I've read this before, and I must confess I don't get it. As I understand neck-turning, it's done to make sure that the neck tension is identical from one round to the next, and at all positions around the bullet seated in the case. Unless you have a chamber so tight that neck-resizing is unnecessary after firing a round, you will size the neck down via some accurate tool like the Wilson chamber-type neck sizer (that, I believe, resizes only the last 3/16" of the neck) prior to reloading. The only disadvantage I can see for a larger chamber is that you end up working the brass in the neck more than is ideal. What am I missing here? I'm asking because I'm going to be loading for a .222 Rem. with a standard (not BR) chamber.
I understand the potential injury angle, guys; thanks a lot for your thoughts. I too am a "mature" gentleman and hadn't considered this possibility.
When we talk about a tight-neck chamber, it usually infers a barrel was chambered by a gunsmith with a custom reamer that also has other design characteristics (i.e throat angle, free-bore, base diameter, case length) that are conducive to getting that last bit of accuracy out of the cartridge...many times designed around a specific brand of brass such as Lapua.

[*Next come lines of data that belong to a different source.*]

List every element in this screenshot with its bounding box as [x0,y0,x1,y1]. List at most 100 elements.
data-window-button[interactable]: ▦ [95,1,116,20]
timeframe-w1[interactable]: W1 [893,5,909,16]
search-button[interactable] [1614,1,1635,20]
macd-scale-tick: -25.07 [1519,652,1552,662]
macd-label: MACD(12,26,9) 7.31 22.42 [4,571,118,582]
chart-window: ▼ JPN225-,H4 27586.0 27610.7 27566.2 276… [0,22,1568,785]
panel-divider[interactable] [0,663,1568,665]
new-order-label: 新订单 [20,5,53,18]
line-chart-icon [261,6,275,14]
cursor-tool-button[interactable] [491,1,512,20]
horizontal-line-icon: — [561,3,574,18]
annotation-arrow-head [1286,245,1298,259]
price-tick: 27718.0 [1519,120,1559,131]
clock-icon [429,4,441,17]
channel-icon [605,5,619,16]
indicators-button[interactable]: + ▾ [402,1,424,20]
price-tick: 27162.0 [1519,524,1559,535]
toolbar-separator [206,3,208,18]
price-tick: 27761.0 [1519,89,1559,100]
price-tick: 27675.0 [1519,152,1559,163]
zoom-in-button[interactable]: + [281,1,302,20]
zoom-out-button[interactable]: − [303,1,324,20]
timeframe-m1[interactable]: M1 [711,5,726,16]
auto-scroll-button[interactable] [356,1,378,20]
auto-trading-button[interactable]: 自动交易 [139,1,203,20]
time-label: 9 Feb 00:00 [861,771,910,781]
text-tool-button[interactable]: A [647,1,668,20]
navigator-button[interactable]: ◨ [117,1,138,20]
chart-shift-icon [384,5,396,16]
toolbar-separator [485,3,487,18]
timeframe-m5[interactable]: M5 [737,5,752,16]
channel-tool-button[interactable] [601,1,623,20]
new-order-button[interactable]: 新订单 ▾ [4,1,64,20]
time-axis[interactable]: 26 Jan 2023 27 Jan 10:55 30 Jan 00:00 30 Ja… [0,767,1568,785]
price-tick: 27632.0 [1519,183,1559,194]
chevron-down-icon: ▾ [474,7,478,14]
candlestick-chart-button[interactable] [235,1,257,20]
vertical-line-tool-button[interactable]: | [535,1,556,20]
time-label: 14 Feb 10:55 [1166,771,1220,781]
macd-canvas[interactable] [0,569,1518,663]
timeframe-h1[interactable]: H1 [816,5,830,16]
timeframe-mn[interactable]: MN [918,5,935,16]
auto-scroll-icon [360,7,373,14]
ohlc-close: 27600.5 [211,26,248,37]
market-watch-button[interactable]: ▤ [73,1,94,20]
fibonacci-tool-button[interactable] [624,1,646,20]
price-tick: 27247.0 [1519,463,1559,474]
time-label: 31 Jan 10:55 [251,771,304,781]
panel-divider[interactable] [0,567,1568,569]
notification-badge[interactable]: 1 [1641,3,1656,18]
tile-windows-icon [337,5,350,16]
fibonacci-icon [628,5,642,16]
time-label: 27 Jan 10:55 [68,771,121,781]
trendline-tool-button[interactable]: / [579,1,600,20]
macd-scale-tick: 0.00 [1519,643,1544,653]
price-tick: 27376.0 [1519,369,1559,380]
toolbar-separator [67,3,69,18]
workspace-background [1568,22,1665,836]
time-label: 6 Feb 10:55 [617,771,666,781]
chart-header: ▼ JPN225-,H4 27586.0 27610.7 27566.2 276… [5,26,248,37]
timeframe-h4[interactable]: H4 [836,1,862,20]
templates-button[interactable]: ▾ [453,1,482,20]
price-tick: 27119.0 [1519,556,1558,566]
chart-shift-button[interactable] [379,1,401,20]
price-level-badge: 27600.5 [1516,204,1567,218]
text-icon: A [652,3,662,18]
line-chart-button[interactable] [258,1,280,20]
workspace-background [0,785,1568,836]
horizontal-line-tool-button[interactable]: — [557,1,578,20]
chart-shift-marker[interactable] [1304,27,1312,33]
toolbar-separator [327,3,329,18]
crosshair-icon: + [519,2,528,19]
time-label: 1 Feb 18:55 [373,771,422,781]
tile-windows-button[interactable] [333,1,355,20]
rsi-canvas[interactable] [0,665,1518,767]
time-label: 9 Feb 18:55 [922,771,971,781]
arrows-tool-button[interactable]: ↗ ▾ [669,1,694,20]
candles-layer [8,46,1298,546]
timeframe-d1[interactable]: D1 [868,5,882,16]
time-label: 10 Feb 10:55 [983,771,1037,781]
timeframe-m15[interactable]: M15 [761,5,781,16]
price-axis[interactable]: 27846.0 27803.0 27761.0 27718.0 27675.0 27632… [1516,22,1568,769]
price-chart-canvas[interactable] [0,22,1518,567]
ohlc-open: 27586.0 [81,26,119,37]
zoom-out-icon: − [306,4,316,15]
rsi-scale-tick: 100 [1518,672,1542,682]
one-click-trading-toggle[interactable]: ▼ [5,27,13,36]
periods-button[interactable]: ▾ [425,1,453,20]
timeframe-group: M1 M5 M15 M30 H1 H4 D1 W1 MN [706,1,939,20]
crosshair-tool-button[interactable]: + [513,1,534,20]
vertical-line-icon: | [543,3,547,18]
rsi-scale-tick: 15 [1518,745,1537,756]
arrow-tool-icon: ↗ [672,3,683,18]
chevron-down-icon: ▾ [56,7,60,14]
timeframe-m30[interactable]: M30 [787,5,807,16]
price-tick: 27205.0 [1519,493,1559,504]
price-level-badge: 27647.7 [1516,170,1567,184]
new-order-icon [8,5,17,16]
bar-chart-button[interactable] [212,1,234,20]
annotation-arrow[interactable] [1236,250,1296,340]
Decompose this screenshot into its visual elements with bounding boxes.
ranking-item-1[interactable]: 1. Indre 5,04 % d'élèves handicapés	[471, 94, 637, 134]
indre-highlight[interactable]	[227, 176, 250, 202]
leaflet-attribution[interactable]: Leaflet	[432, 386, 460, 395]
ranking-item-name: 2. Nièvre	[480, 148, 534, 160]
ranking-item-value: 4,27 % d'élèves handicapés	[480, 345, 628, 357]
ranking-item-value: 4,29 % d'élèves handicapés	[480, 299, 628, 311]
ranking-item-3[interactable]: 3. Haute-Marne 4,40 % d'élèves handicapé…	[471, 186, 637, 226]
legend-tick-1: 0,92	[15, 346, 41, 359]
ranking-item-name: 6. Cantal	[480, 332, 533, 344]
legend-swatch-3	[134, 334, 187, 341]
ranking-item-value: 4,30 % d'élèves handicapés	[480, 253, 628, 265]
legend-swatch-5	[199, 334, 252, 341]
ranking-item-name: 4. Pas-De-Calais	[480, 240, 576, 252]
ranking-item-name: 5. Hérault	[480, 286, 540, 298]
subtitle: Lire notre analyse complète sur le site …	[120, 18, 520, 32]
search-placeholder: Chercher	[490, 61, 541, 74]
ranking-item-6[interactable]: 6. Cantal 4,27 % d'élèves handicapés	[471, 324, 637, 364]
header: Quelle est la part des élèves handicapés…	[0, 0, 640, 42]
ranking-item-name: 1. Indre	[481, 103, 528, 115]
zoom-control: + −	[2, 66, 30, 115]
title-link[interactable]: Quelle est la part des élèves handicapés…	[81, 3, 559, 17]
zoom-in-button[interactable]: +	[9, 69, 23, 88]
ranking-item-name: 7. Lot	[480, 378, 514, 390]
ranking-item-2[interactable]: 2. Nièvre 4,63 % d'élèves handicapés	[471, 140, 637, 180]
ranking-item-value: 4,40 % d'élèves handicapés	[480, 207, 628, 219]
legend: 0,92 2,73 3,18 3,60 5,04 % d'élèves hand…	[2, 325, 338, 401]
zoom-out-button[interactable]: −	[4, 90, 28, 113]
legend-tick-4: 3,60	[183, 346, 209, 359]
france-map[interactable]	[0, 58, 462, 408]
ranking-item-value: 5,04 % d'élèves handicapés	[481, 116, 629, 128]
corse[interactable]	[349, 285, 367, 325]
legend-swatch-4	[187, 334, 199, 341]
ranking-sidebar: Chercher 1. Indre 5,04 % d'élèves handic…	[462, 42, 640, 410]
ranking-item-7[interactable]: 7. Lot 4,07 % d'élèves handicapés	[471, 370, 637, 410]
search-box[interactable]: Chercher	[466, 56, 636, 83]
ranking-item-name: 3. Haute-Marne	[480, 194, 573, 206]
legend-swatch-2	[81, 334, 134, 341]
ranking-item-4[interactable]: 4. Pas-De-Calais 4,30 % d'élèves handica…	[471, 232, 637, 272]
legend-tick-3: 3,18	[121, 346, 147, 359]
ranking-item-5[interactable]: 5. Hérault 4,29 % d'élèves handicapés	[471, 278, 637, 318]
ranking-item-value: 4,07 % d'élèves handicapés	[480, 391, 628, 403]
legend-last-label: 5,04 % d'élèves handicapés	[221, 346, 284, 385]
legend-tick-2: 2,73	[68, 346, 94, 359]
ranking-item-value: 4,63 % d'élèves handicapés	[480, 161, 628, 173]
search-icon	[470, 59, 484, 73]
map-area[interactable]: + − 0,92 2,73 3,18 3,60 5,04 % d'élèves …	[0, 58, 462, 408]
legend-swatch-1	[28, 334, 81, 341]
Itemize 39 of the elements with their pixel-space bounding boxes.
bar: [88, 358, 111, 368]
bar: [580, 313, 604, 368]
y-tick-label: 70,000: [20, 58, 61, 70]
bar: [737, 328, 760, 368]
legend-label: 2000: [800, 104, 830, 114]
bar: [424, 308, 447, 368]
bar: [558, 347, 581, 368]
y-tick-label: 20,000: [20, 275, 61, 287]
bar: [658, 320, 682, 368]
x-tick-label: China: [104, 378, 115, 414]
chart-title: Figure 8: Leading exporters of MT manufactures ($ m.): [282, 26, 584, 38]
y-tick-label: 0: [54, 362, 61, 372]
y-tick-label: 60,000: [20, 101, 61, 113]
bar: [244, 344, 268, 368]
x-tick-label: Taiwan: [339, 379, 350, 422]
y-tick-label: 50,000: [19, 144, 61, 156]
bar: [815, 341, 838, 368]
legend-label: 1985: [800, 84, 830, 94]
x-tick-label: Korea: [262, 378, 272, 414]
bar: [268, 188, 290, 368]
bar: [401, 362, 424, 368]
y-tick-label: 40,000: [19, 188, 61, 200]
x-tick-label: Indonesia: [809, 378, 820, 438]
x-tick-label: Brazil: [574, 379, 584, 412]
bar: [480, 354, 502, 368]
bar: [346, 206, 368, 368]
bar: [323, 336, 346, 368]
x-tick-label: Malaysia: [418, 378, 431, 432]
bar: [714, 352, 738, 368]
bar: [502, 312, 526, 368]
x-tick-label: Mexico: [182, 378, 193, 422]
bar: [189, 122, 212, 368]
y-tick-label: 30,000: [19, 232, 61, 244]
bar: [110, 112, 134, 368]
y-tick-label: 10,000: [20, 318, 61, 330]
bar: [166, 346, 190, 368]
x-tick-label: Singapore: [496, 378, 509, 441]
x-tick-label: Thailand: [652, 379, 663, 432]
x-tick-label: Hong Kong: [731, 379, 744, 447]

Compare this to a factory chambering which has a wide acceptable tolerance range and due to mass production reasons most likely have a non-concentric throat and other accuracy killing manufacturing defects (too numerous to list) the sad fact is your accuracy is limited by how well your chamber was executed by the factory and how well it interfaces with the specific brand of brass and type of bullets you use.In other words, with a factory chamber you'll most likely never reap the benefits of consistent bullet release due to other accuracy robbing defects.